Wenn die Flüssigkeit größtenteils wieder verschwunden ist, das Fleisch drin anbrutzeln, bis es anfängt, etwas braun zu werden. Nun kann man auch noch den Aceto Balsamico dazutröpfeln.

Nun wirds Zeit für die Passata, den Honig bzw. Zucker und das Salz, sich in die Pfanne zu gesellen. Die Sahne möchte erst nach einigen Momenten dazu, wenn sich alles andere gut verbunden hat.

Die Sauce sollte etwas dünner sein, als sie auf der Pasta sein soll. Diese kommt im ganz knappen al dente - Zustand in die Pfanne und wird eine oder zwei Minuten in der Sauce zuende gegart. Auch die Pasta mag die Sauce und nimmt sie gierig auf.

Dann ganz kurz vor dem Servieren etwas Olivenöl extra vergine dazuträufeln, gut vermengen.

Mit frisch geriebenem Parmiggiano oder Grana Padano gekrönt ist es ein Mahl für einen König! …und es duuuftet…mmmh.

Nun braucht man nur noch alles an die inzwischen vom Duft angelockten gierigen Massen verfüttern :D Wenn man Glück hat (oder eine gut verschlossene Tür) bekommt man selber auch was ab ;)

Buon Appetito!

Ich würde mich freuen, mal von allen euren Nachkochversuchen zu hören.

Langes Arbeiten und Spaghettata a mezzanotte

Wenn man selbstständig arbeitet, heißt das allgemein wirklich, selbst und aständig zu arbeiten… und das beinhaltet oft die Nächte.

Da wir gerade bei wichtigen geschäftlichen Dingen sind, die viele Zahlen enthalten sind die Nächte lang und man schiebt das Essen auf “wenn das hier fertig ist” und “das hier” braucht dann zwei Stunden länger… XX(

Ich hab dabei übrigens festgestellt, daß ich gegen Zahlen allergisch bin! Mein Hirn verwandelt sich nach einer gewissen Dosis in Blumenkohl…|-|

Da ich ja diejenige bei uns bin, die die zahlen bändigen muß *ächz* und mein wunderbarer Mann ja ein ausgezeichneter Koch ist, war es dann endlich 10 Minuten vor Mitternacht soweit, gestern nacht (fast heut früh)

*ta-taaah!*
*türaufgeh*

(Anmerkung: es klapperte, wuselte und duftete die viertelstunde vorher ganz ordentlich)

Spaghettata a mezzanotte!!

Eigentlich waren es keine Spaghetti, sndern handgemachte Tagliatelle mit einer wunderbaren Sauce aber seht selber, ist das nichts, nach vielen Stunden Arbeit mit knurrendem Magen? *lechz*

Gut, ich laß euch ein bißchen nöher sehen…

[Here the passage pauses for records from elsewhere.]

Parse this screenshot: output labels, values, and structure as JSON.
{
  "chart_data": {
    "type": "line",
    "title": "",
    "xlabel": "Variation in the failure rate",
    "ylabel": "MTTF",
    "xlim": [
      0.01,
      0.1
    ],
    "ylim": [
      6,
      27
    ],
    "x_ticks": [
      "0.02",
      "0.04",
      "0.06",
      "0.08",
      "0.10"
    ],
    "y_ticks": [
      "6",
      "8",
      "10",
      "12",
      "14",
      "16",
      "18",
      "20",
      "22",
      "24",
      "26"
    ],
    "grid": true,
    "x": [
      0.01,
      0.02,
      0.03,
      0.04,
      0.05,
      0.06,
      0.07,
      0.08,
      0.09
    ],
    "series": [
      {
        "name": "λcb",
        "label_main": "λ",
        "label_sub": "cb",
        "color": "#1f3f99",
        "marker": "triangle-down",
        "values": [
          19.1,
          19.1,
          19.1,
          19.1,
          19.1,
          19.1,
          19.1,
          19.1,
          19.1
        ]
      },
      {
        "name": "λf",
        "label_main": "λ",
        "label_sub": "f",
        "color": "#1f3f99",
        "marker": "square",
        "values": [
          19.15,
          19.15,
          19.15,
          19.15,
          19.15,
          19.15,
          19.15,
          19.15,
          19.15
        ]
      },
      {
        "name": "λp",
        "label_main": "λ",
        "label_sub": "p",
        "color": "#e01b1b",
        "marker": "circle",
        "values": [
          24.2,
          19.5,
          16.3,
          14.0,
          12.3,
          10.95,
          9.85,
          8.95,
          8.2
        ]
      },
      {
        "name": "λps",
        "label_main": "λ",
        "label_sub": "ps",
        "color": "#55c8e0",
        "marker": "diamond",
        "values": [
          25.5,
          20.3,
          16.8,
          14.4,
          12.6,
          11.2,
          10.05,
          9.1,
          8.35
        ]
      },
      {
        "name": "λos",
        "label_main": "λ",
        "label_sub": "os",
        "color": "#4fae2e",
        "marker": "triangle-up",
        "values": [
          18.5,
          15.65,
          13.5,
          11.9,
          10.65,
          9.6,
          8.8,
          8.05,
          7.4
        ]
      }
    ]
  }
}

Dann verschwand alles recht zügig, runtergespült von einem Gläschen Roten *glucker* *rülps*

(entschuldigt die komischen Farben, aber ich knipste nur schnell zwischendurch beim Futtern :P )

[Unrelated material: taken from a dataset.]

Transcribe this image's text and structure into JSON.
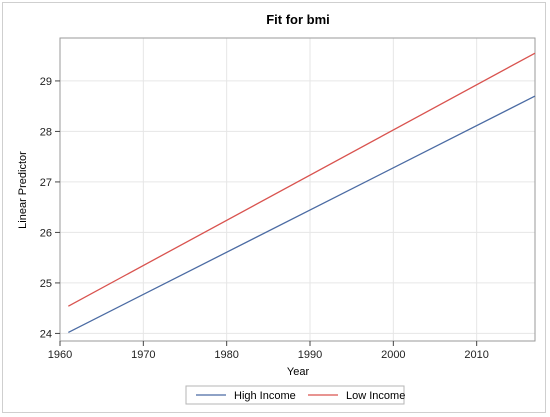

Sowas macht Arbeiten bis Mitternacht leichter, bloß leider wurden die Restzahlen danach bis heute morgen zurückgestellt, doch jetzt sind se fertig! *hops*

Hoffe ich hab euch jetzt nicht den Mund zu wäßrig gemacht… ich riech die Soße immer noch, wenn ich die Bilder sehe… es waren frische Chili, Sahne, Hackfleisch, Tomaten und frischer Gartenlorbeer drin! und lauter Parmigiano drauf…könnt ich schon wieder essen :roll:

Ist das nicht toll, wenn man jemanden hat, der wie ein Sternekoch kochen kann… und das kurz vor Mitternacht nach einem Streßtag?? Njamm!